Evaluation of the Claim
Once the attorney is retained, he or she will request information necessary to determine whether there is a valid claim and whether the responsible parties are still in operation. The attorney will also determine some of the liable parties and will try and determine whether the liable parties are viable companies able to satisfy a damages judgment. Even if the Board knows the builder or a relevant subcontractor is out of business, it is still important to retain an attorney to help evaluate the claims. As will be discussed later in this article, there may be insurance coverage.

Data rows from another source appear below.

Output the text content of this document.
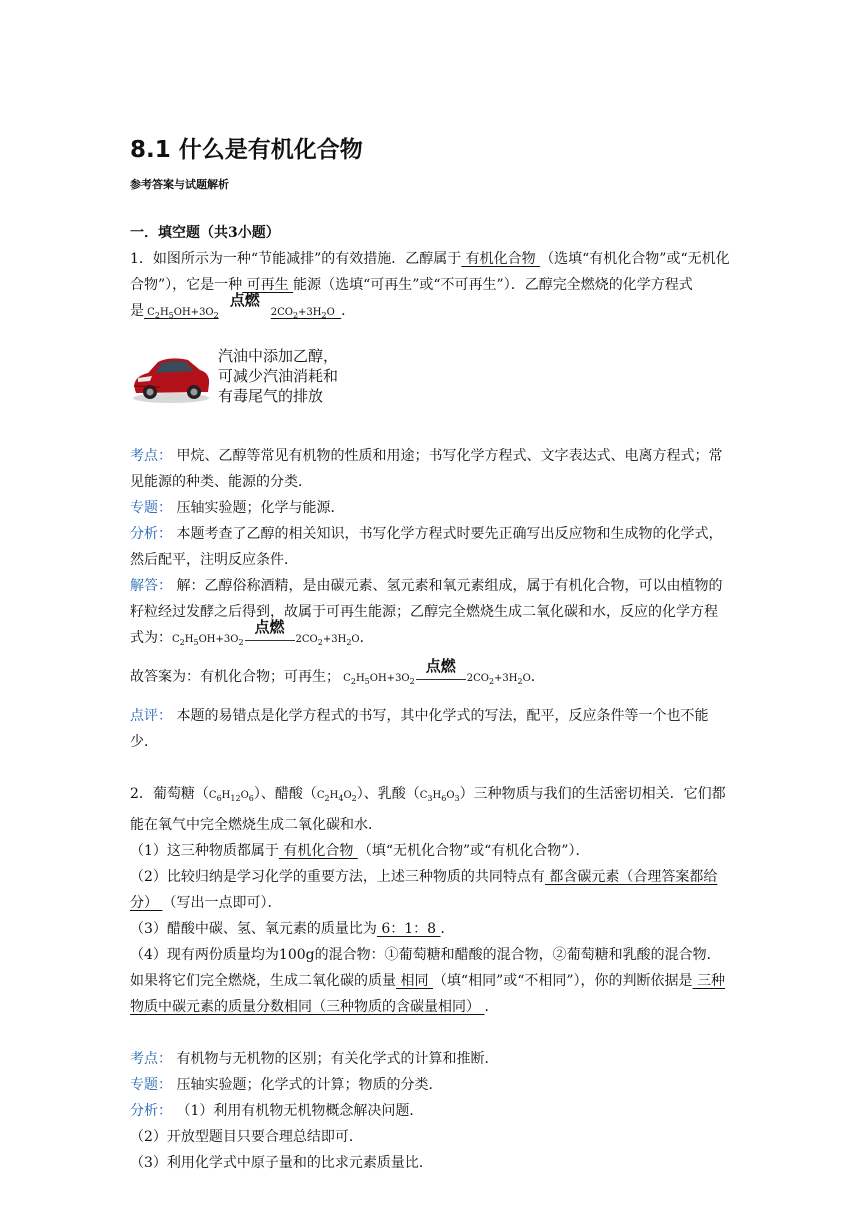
8.1 什么是有机化合物
参考答案与试题解析
一．填空题（共3小题）

1．如图所示为一种“节能减排”的有效措施．乙醇属于 有机化合物 （选填“有机化合物”或“无机化合物”），它是一种 可再生 能源（选填“可再生”或“不可再生”）．乙醇完全燃烧的化学方程式是 $C_2H_5OH+3O_2$
点燃
$2CO_2+3H_2O$  ．

汽油中添加乙醇，可减少汽油消耗和有毒尾气的排放

考点： 甲烷、乙醇等常见有机物的性质和用途；书写化学方程式、文字表达式、电离方程式；常见能源的种类、能源的分类．

专题： 压轴实验题；化学与能源．

分析： 本题考查了乙醇的相关知识，书写化学方程式时要先正确写出反应物和生成物的化学式，然后配平，注明反应条件．

解答： 解：乙醇俗称酒精，是由碳元素、氢元素和氧元素组成，属于有机化合物，可以由植物的籽粒经过发酵之后得到，故属于可再生能源；乙醇完全燃烧生成二氧化碳和水，反应的化学方程式为：$C_2H_5OH+3O_2$
点燃
$2CO_2+3H_2O$．

故答案为：有机化合物；可再生； $C_2H_5OH+3O_2$
点燃
$2CO_2+3H_2O$．

点评： 本题的易错点是化学方程式的书写，其中化学式的写法，配平，反应条件等一个也不能少．

2．葡萄糖$(C_6H_{12}O_6)$、醋酸$(C_2H_4O_2)$、乳酸$(C_3H_6O_3)$三种物质与我们的生活密切相关．它们都能在氧气中完全燃烧生成二氧化碳和水．

（1）这三种物质都属于 有机化合物 （填“无机化合物”或“有机化合物”）．

（2）比较归纳是学习化学的重要方法，上述三种物质的共同特点有 都含碳元素（合理答案都给分） （写出一点即可）．

（3）醋酸中碳、氢、氧元素的质量比为 6：1：8 ．

（4）现有两份质量均为100g的混合物：①葡萄糖和醋酸的混合物，②葡萄糖和乳酸的混合物．如果将它们完全燃烧，生成二氧化碳的质量 相同 （填“相同”或“不相同”），你的判断依据是 三种物质中碳元素的质量分数相同（三种物质的含碳量相同） ．

考点： 有机物与无机物的区别；有关化学式的计算和推断．

专题： 压轴实验题；化学式的计算；物质的分类．

分析： （1）利用有机物无机物概念解决问题．

（2）开放型题目只要合理总结即可．

（3）利用化学式中原子量和的比求元素质量比．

Retention of Lead Expert Witness
One of the most important aspects of a construction defects claim is the retention of the lead expert witness. The type and extent of damages will govern the number and type of expert witnesses retained. Depending on the types of defects and the issues raised in the dispute, the Board may need to retain an engineer, an architect, a general contractor, an accountant, an economist or other experts. However, the lead expert will often be an engineer or a general contractor. The Board should rely upon the advice of their attorney in selecting the expert(s). The expert will not only be responsible for identifying the source of the damage but will also be responsible for communicating the nature of the construction defects to the Judge, jury or arbitrator. Obviously, the expert will not only need to be well credentialed but will also need to be an effective communicator. With the increased use of technology in the courtroom, it may be helpful if the lead expert is proficient in the use of technology in effectively communicating the nature of the defects and resulting damage. The lead expert selected will likely prepare a written report containing the findings and explaining the nature of the construction defects.

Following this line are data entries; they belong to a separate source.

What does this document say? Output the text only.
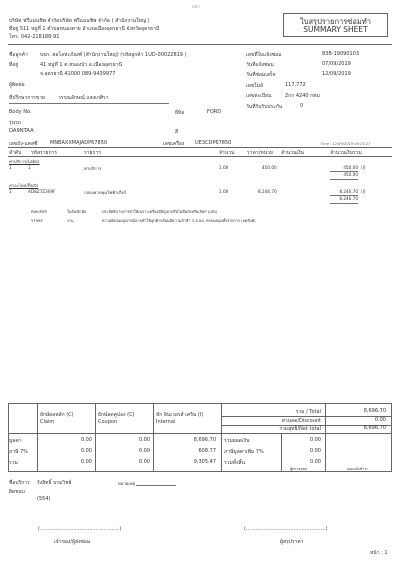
หน้า
บริษัท ฟรีแมนชิพ จำกัดบริษัท ฟรีแมนชิพ จำกัด ( สำนักงานใหญ่ )
ที่อยู่ 511 หมู่ที่ 1 ตำบลหนองคาย อำเภอเมืองอุดรธานี จังหวัดอุดรธานี
โทร. 042-218188-91
ใบสรุปรายการซ่อมทำ
SUMMARY SHEET
ชื่อลูกค้า บจก. สอโลหะภัณฑ์ (สำนักงานใหญ่) (รหัสลูกค้า 1UD-00022819 )
ที่อยู่	41 หมู่ที่ 1 ต.หนองบัว อ.เมืองอุดรธานี
จ.อุดรธานี 41000 089-9439977
ผู้ติดต่อ
ที่ปรึกษาการขาย	วรรณลักษณ์ แสงเกศิรา
เลขที่ใบแจ้งซ่อม	83B-19090103
วันที่แจ้งซ่อม	07/09/2019
วันที่ซ่อมเสร็จ	12/09/2019
เลขไมล์	117,772
เลขทะเบียน	2กก 4240 กทม
วันที่รับรับประกัน	0
Body No.	ยี่ห้อ	FORD
รุ่นรถ
DA9NTAA	สี
เลขถัง-แคสซี	MNBAXXMAJADP67850	เลขเครื่อง UE3CDP67850	Time : 12/09/2019 09:23:27
ลำดับ รหัสรายการ	รายการ	จำนวน	ราคา/หน่วย จำนวนเงิน	จำนวนเงินรวม
ค่าบริการ/Labor
1	1	ค่าบริการ	1.00	450.00	450.00 (I)
450.00
ค่าอะไหล่/Parts
1	AD8Z7Z369F	กล่องควบคุมไฟฟ้าเกียร์	1.00	8,246.70	8,246.70 (I)
8,246.70
RW0PER	ใบสั่งเบิกฟ้อ	ประสิทธิภาพการทำให้เพราะเครื่องมีปัญหาหรือไม่มีพลังหรือเกิดP (แจ้ง)
YT99E	งาน	ความผิดของอุปกรณ์อาจทำให้ลูกค้าพร้อมมีความล้าช้า 3-5 ผล. ครอบคลุมทั้งรายการ (อดลิงค์)
ยักษ์ผลหลัก (C)
Claim
ยักษ์ลดคูปอง (C)
Coupon
หัก อินเวอรส์ เคริน (I)
Internal
รวม / Total	8,696.70
ส่วนลด/Discount	0.00
รวมสุทธิ/Net total	8,696.70
มูลค่า	0.00	0.00	8,696.70
ภาษี 7%	0.00	0.00	608.77
รวม	0.00	0.00	9,305.47
รวมยอดเงิน	0.00
ภาษีมูลค่าเพิ่ม 7%	0.00
รวมทั้งสิ้น	0.00
ผู้ตรวจสอบ	ยอดแจ้งชำระ
ชื่อบริการ รังสิทธิ์ บรมวิชย์
ผิดชอบ
(554)
หมายเหตุ
(..................................................)
เจ้าของ/ผู้ส่งซ่อม
(..................................................)
ผู้สรุปราคา
หน้า : 1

Statutory Notice Requirement
Pursuant to Chapter 558, Florida Statutes, the parties responsible for a construction defect must receive written notice of the defect (“Notice of Claim”) and be given an opportunity to cure the defect before litigation or arbitration is initiated.  The attorney retained by the Board will navigate the Notice of Claim process and ensure the defects are identified with the specificity required by Chapter 558. The recipient of the Notice of Claim has 75 days (in matters involving an association with more than 20 parcels) to make an offer to resolve the defects. The recipient of the Notice of Claim has no obligation to make such an offer and, truth be told, the defect is almost never resolved at this stage of the process.
Part II of this article is meant to provide some very basic information about the retention of an expert witness and the Notice of Claim. Parts III and IV of this article will discuss arbitration/litigation, insurance coverage, quantifying damages, and mediation.
 If there are contractual warranty claims those rights are determined by the specific language of the contract. If the defects are significant, an attorney and an expert will still be necessary to ensure compliance with the warranty and to ensure that any repairs proposed are sufficient. It is not uncommon to serve a Notice of Claim at the same time the Board makes a claim on the warranty.